Although we don’t have many laws, we do have one of the most profitable privatized police forces in the world.
That’s right, NO taxes! Whaaaaat? You may have heard from leftist propagandists that our liberation from taxation has caused problems, but I assure you that those reports are greatly exaggerated. Sure, some of our roads have so many potholes that they bear a resemblance to the lunar surface, and it may be true that our bridges have been known to collapse under excessive weight or if it’s a windy day, but hey, no taxes! You get to keep the entirety of your paycheck! Now since we don’t oppress businesses with minimum wage laws, it’s possible your paycheck may seem a tad small, but you get to keep the entire thing. It balances out!
Here in our Libertarian Utopia, the right to defend yourself and the right to bear arms are absolute and never restricted. You can purchase as many AR-15’s and bump stocks as you want. In fact, we place no restrictions of any kind on any weapon. If you’re wealthy enough to afford it you can go ahead and order a tactical nuclear weapon from Eddie’s Tactical Nuclear Weapon Emporium. That’s your right!
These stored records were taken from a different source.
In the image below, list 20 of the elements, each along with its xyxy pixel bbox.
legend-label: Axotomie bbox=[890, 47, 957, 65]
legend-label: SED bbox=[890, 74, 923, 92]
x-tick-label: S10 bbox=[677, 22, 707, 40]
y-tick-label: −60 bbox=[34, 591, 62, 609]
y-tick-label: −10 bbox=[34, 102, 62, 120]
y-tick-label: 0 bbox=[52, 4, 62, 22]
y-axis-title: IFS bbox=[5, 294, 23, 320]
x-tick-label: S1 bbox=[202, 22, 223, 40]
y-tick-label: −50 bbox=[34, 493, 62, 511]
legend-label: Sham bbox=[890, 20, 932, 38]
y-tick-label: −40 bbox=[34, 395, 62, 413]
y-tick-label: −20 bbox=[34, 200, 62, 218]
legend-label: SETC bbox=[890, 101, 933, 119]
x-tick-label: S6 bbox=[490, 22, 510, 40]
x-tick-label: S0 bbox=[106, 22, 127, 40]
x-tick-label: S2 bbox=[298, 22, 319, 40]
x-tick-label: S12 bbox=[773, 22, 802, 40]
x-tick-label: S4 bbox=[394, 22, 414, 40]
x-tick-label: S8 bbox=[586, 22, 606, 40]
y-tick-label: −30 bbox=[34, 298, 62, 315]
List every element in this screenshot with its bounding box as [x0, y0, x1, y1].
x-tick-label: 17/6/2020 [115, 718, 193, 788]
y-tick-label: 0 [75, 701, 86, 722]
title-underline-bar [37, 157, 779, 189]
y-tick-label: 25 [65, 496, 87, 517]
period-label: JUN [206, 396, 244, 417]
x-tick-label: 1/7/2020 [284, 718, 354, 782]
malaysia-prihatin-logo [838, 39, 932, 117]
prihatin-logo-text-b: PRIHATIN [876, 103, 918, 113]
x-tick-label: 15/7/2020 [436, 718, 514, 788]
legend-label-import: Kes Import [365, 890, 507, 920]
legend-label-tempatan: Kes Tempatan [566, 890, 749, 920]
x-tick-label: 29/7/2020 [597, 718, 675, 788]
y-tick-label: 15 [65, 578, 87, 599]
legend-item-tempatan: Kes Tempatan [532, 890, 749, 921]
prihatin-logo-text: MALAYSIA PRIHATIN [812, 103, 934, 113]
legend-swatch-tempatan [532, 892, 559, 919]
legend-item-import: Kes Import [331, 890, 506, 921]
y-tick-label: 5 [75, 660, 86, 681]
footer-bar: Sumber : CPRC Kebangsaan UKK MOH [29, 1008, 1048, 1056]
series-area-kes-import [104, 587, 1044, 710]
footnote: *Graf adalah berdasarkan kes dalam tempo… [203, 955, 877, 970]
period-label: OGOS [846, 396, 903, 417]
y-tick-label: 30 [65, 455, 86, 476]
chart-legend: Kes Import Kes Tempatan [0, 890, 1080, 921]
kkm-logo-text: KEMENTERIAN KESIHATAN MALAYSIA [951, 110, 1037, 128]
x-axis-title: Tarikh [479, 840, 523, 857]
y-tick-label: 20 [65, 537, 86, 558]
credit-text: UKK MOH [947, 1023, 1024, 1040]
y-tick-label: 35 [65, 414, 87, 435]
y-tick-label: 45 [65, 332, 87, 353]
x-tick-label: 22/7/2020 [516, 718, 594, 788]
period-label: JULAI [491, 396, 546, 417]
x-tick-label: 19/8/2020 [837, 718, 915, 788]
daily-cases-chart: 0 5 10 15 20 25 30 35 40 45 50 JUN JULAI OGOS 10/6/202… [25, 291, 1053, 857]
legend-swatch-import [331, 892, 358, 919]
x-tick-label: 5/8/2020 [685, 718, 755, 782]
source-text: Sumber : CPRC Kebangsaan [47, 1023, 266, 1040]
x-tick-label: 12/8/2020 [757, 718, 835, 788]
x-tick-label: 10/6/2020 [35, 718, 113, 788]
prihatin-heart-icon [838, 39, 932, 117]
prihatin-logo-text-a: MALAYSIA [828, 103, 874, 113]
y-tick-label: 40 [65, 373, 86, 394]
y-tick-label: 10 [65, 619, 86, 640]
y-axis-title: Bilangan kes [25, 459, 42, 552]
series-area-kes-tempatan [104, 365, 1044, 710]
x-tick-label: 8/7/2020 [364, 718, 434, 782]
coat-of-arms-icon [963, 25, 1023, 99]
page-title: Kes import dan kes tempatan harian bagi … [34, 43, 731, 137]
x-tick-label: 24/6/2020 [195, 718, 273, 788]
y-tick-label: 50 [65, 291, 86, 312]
It’s true we had a few incidents recently in which some mentally unstable individuals misused their legally acquired weaponized smallpox strains, but that is a small price to pay for freedom.
Speaking of plague outbreaks that are difficult to contain due to the lack of a government-run disaster management and relief agency, our Libertarian Utopia is home to some of the finest healthcare in the world. To access this healthcare, you simply need to utilize your freedom to accrue vast sums of wealth that will cover your medical expenditures. If you have neglected to maximize your freedom to become sufficiently rich, our lack of medical licensing requirements means that discounted healthcare options can be found in many gas stations and alleyways.
You always have a choice!
One of the best elements of our Libertarian Utopia is that businesses are finally free to truly maximize their profits, no longer constrained by socialist concepts such as labor laws, unions, safety inspections, or maternity leave. Children have the freedom to learn the value of hard work at an early age by seeking employment in one of our many job-creating factories. Not only can they help feed their families, but they can earn some of their own elementary school tuition, which will come in handy should they survive to elementary school age.
From birth to the mass grave, workers will always have the joy of knowing they are contributing to the success of the free market!
Another false rumor that’s been circulating about our Libertarian Utopia is that we are a dangerous and lawless nation overwhelmed by crime and roving bands of cannibals. First of all, although we don’t have many laws, we do have one of the most profitable privatized police forces in the world. For a nominal monthly subscription fee, you can ensure a police response to your emergency needs.
The speed of that response is, of course, dependent upon the level of membership you choose. Personally, I recommend the Gold Subscription! For a monthly fee of only $299.99 you guarantee yourself a police response in forty minutes or less. Not only that, but the Gold Subscription is bundled with their fire department services as well! What a bargain!
As for the cannibalism, well, look, it’s certainly frowned upon. Sometimes when the free market chooses to allow the cost of food to be higher than average wages, a few people will opt to use their liberty in an inappropriate fashion and feast on human flesh. We strongly discourage this practice.
Enshrined in our brief constitution is a quote by the famed Libertarian idol, Ayn Rand: “I swear, by my life and my love of it, that I will never live for the sake of another man, nor ask another man to live for mine.” Selfishness always had a bad rap, but we do away with the old preconceptions here. If this life of true liberty appeals to you, immigrate to our Libertarian Utopia today!
Please…seriously…our population is running low. Please come!